Implementation Details 

The project followed an Agile DevOps methodology with iterative sprints for design, integration, and testing. Major milestones included: 

  1. Discovery & Data Mapping: Cataloging POS, ERP, and CRM datasets. 

  2. Agent Orchestration Setup: Deployment of ElixirData Orchestrator on Amazon EKS. 

  3. Integration: MCP connectors linked ERP (SAP), CRM (Salesforce), and data platforms (Snowflake, Redshift, S3). 

  4. Semantic Context Fabric: Built a unified enterprise data graph using Neptune and Redis. 

  5. Observability Stack: CloudWatch dashboards, anomaly detection alerts, and compliance log tracking. 

  6. Governance & Security: IAM-based RBAC, VPC isolation, KMS encryption. 

  7. Testing & Validation: Performance testing for 100K+ POS transactions per day, compliance audit simulation. 

The deployment reduced dependency on IT-heavy reporting cycles, enabling business teams to query in natural language, detect anomalies in real time, and forecast performance trends.

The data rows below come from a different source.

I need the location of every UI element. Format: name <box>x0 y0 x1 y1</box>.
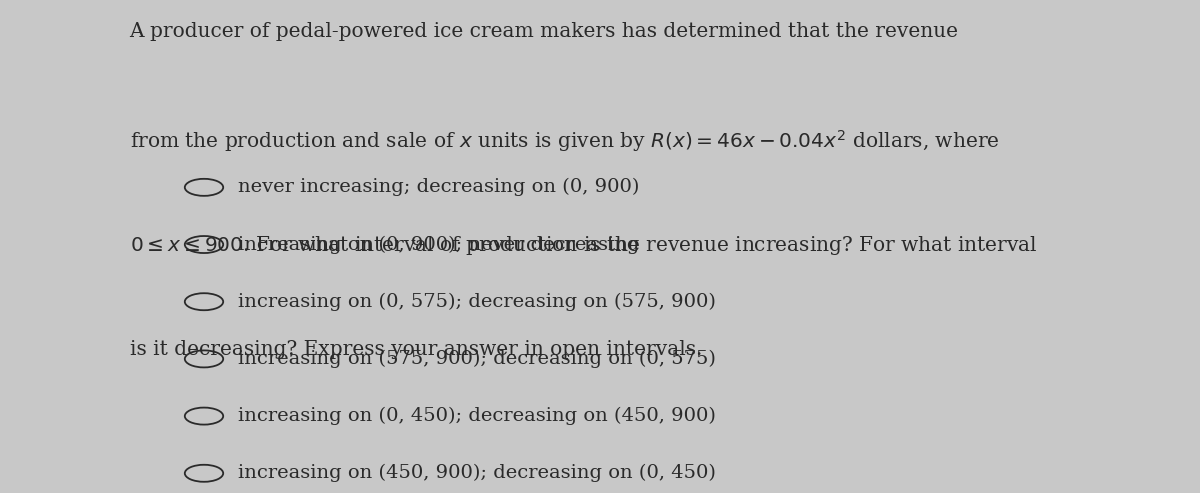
Text: from the production and sale of $x$ units is given by $R(x) = 46x - 0.04x^2$ dol: from the production and sale of $x$ unit… <box>130 128 1000 154</box>
Text: increasing on (0, 575); decreasing on (575, 900): increasing on (0, 575); decreasing on (5… <box>238 292 715 311</box>
Text: increasing on (575, 900); decreasing on (0, 575): increasing on (575, 900); decreasing on … <box>238 350 715 368</box>
Text: increasing on (0, 900); never decreasing: increasing on (0, 900); never decreasing <box>238 235 638 254</box>
Text: increasing on (0, 450); decreasing on (450, 900): increasing on (0, 450); decreasing on (4… <box>238 407 715 425</box>
Text: $0 \leq x \leq 900$. For what interval of production is the revenue increasing? : $0 \leq x \leq 900$. For what interval o… <box>130 234 1037 257</box>
Text: is it decreasing? Express your answer in open intervals.: is it decreasing? Express your answer in… <box>130 340 702 359</box>
Text: A producer of pedal-powered ice cream makers has determined that the revenue: A producer of pedal-powered ice cream ma… <box>130 22 959 41</box>
Text: increasing on (450, 900); decreasing on (0, 450): increasing on (450, 900); decreasing on … <box>238 464 715 483</box>
Text: never increasing; decreasing on (0, 900): never increasing; decreasing on (0, 900) <box>238 178 638 197</box>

The implementation was completed in under 16 weeks, aligning with regulatory timelines. 

Innovation and Best Practices 

The solution applied the AWS Well-Architected Framework across security, reliability, performance, and cost optimization pillars. Key innovations included: 

  • Using Neptune for semantic graph modeling, enabling explainable AI insights. 

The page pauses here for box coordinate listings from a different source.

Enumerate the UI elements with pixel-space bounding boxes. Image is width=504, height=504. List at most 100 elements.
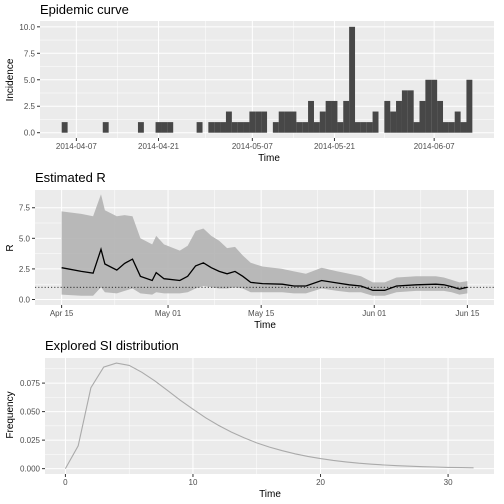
y-tick-label: 0.025 [20,436,41,445]
incidence-bar [319,111,326,133]
estimated-r-mean-line [61,247,468,291]
estimated-r-x-ticks: Apr 15 May 01 May 15 Jun 01 Jun 15 [50,305,480,318]
incidence-bar [442,122,449,133]
y-tick-label: 5.0 [24,76,36,85]
x-tick-label: 10 [189,478,198,487]
y-tick-label: 7.5 [24,49,36,58]
estimated-r-credible-band [61,194,468,296]
estimated-r-ylabel: R [5,244,16,251]
incidence-bar [337,122,344,133]
y-tick-label: 0.0 [19,295,31,304]
incidence-bar [460,122,467,133]
y-tick-label: 0.050 [20,408,41,417]
incidence-bar [231,122,238,133]
si-distribution-x-ticks: 0 10 20 30 [63,474,453,487]
x-tick-label: 30 [444,478,453,487]
y-tick-label: 0.0 [24,129,36,138]
incidence-bar [249,111,256,133]
si-distribution-line [64,362,474,469]
incidence-bar [161,122,168,133]
incidence-bar [225,111,232,133]
epidemic-curve-title: Epidemic curve [40,2,129,17]
incidence-bar [284,111,291,133]
epidemic-curve-x-ticks: 2014-04-07 2014-04-21 2014-05-07 2014-05-21… [56,138,455,151]
estimated-r-xlabel: Time [254,320,276,331]
estimated-r-y-ticks: 0.0 2.5 5.0 7.5 [19,204,35,304]
incidence-bar [308,100,314,133]
x-tick-label: Apr 15 [50,309,74,318]
incidence-bar [401,90,408,133]
si-distribution-ylabel: Frequency [5,391,16,438]
si-distribution-xlabel: Time [259,489,281,500]
incidence-bar [102,122,109,133]
incidence-bar [431,79,438,133]
incidence-bar [331,100,338,133]
y-tick-label: 5.0 [19,234,31,243]
x-tick-label: 20 [316,478,325,487]
incidence-bar [137,122,144,133]
si-distribution-grid [45,358,494,474]
incidence-bar [372,111,379,133]
x-tick-label: 2014-05-21 [314,142,355,151]
si-distribution-panel [45,358,494,474]
si-distribution-y-ticks: 0.000 0.025 0.050 0.075 [20,379,45,474]
incidence-bar [272,122,279,133]
x-tick-label: May 01 [155,309,182,318]
incidence-bar [325,100,332,133]
x-tick-label: Jun 01 [362,309,387,318]
incidence-bar [278,111,285,133]
incidence-bar [261,111,268,133]
incidence-bar [208,122,215,133]
incidence-bar [396,100,402,133]
incidence-bar [214,122,221,133]
y-tick-label: 10.0 [19,23,35,32]
si-distribution-chart: Explored SI distribution 0.000 0.025 0.050… [5,338,494,500]
incidence-bar [255,111,262,133]
incidence-bar [384,100,391,133]
epidemic-curve-xlabel: Time [258,153,280,164]
y-tick-label: 7.5 [19,204,31,213]
incidence-bar [313,122,320,133]
incidence-bar [419,100,426,133]
incidence-bar [296,122,303,133]
epidemic-curve-grid [40,21,494,138]
y-tick-label: 2.5 [24,102,36,111]
incidence-bar [366,122,373,133]
epidemic-curve-y-ticks: 0.0 2.5 5.0 7.5 10.0 [19,23,40,138]
x-tick-label: 2014-04-21 [138,142,179,151]
incidence-bar [437,100,444,133]
x-tick-label: 2014-06-07 [414,142,455,151]
incidence-bar [237,122,244,133]
incidence-bar [243,122,250,133]
x-tick-label: 2014-05-07 [232,142,273,151]
y-tick-label: 0.075 [20,379,41,388]
epidemic-curve-ylabel: Incidence [5,58,16,101]
incidence-bar [167,122,174,133]
x-tick-label: Jun 15 [455,309,480,318]
incidence-bar [448,122,455,133]
incidence-bar [354,122,361,133]
incidence-bar [466,79,473,133]
incidence-bar [407,90,414,133]
incidence-bar [220,122,226,133]
x-tick-label: 2014-04-07 [56,142,97,151]
incidence-bar [343,100,350,133]
x-tick-label: May 15 [248,309,275,318]
epidemic-curve-chart: Epidemic curve 0.0 2.5 5.0 7.5 10.0 2014-04-… [5,2,494,164]
incidence-bar [454,111,461,133]
y-tick-label: 0.000 [20,465,41,474]
incidence-bar [360,122,367,133]
incidence-bar [349,26,356,133]
incidence-bar [155,122,162,133]
incidence-bar [425,79,432,133]
incidence-bar [290,111,297,133]
estimated-r-title: Estimated R [35,170,106,185]
si-distribution-title: Explored SI distribution [45,338,179,353]
y-tick-label: 2.5 [19,265,31,274]
x-tick-label: 0 [63,478,68,487]
incidence-bar [390,111,397,133]
epidemic-curve-bars [61,26,473,133]
estimated-r-chart: Estimated R 0.0 2.5 5.0 7.5 Apr 15 May 01 May… [5,170,494,331]
incidence-bar [413,122,420,133]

  • Embedding Responsible AI practices, ensuring fairness and auditability. 

  • Automating compliance validation workflows through agent-driven anomaly detection. 

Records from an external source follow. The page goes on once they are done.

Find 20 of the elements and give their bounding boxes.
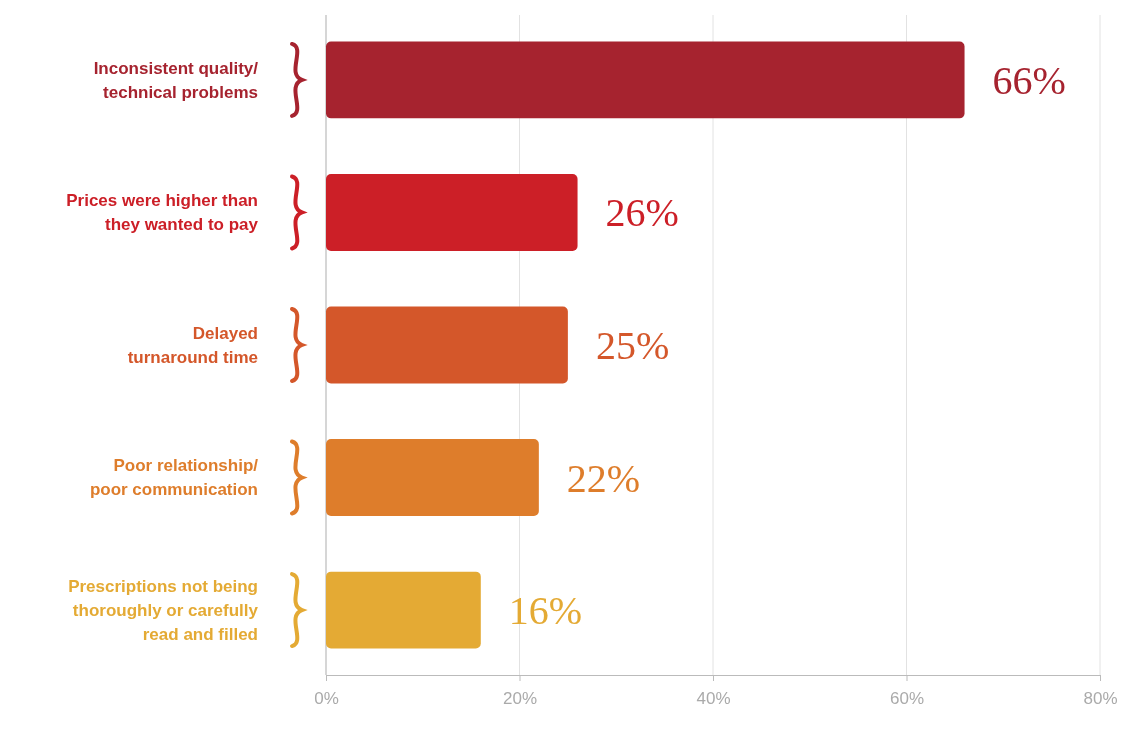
y-tick-label: Inconsistent quality/ technical problems: [93, 58, 259, 102]
data-label: 16%: [508, 588, 583, 634]
x-tick-label: 0%: [314, 689, 339, 709]
bar: [326, 571, 481, 649]
bar: [326, 306, 568, 384]
y-tick-label: Prescriptions not being thoroughly or carefully read and filled: [68, 577, 259, 645]
x-tick-label: 40%: [696, 689, 731, 709]
x-tick-label: 20%: [502, 689, 538, 709]
y-tick-label: Delayed turnaround time: [127, 323, 258, 367]
data-label: 26%: [605, 190, 679, 236]
bar: [326, 174, 578, 251]
y-tick-label: Prices were higher than they wanted to pay: [66, 191, 259, 235]
x-tick-label: 60%: [889, 689, 925, 709]
bar: [326, 439, 539, 516]
x-tick-label: 80%: [1083, 689, 1118, 709]
data-label: 25%: [595, 323, 670, 368]
bar: [326, 41, 965, 119]
y-tick-label: Poor relationship/ poor communication: [89, 456, 259, 500]
data-label: 22%: [566, 455, 641, 501]
data-label: 66%: [992, 57, 1066, 103]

  • Implementing a CI/CD pipeline on AWS CodePipeline for rapid agent updates. 

  • Leveraging CloudWatch anomaly detection for proactive alerting. 

Results and Benefits 

Business Outcomes 

  • 50% reduction in audit preparation and compliance validation time. 

  • 30% improvement in forecasting accuracy for transaction revenue. 

  • Real-time fraud and anomaly detection, reducing operational risks. 

  • Faster decision-making with narrative insights for executives. 

  • Improved operational efficiency by reducing reliance on IT teams for reporting. 

  • Clear ROI achieved within the first year through compliance cost savings and faster time-to-market for new retail offerings. 

Technical Benefits 

  • Scalable multi-agent architecture on EKS with auto-scaling. 

  • Improved query response times via Redis caching (avg. latency reduced by 40%). 

  • High reliability through multi-AZ Redshift and Aurora deployments. 

  • Strengthened security posture with IAM, KMS, and VPC PrivateLink. 

  • Reduced technical debt by consolidating disparate reporting platforms into a single semantic intelligence layer. 

Customer Testimonial 

Lessons Learned 

Challenges Overcome 

The biggest challenge was integrating legacy ERP systems with modern cloud services. Data inconsistencies and schema mismatches required a robust semantic mapping process. Additionally, regulatory deadlines added pressure to complete within 4 months. Through agile iterations and joint workshops with the customer, the integration hurdles were overcome. Security concerns were addressed with end-to-end encryption and IAM-driven RBAC. 

Best Practices Identified 

  • Establishing a semantic context fabric early helps avoid downstream reconciliation issues. 

  • Embedding compliance validation into every sprint ensures audit readiness. 

  • Leveraging AWS native observability (CloudWatch, CloudTrail) accelerates anomaly detection. 

  • Using DevOps pipelines improved release velocity for agent updates. 

Future Plans 

The customer is planning to expand the solution to cover: 

  • AI-driven SLA monitoring for POS device performance. 

  • Deeper integration with Amazon SageMaker for advanced ML models. 

  • Expansion to multi-region AWS deployments for redundancy. 

  • Continuous optimization of compliance workflows with additional AI agents.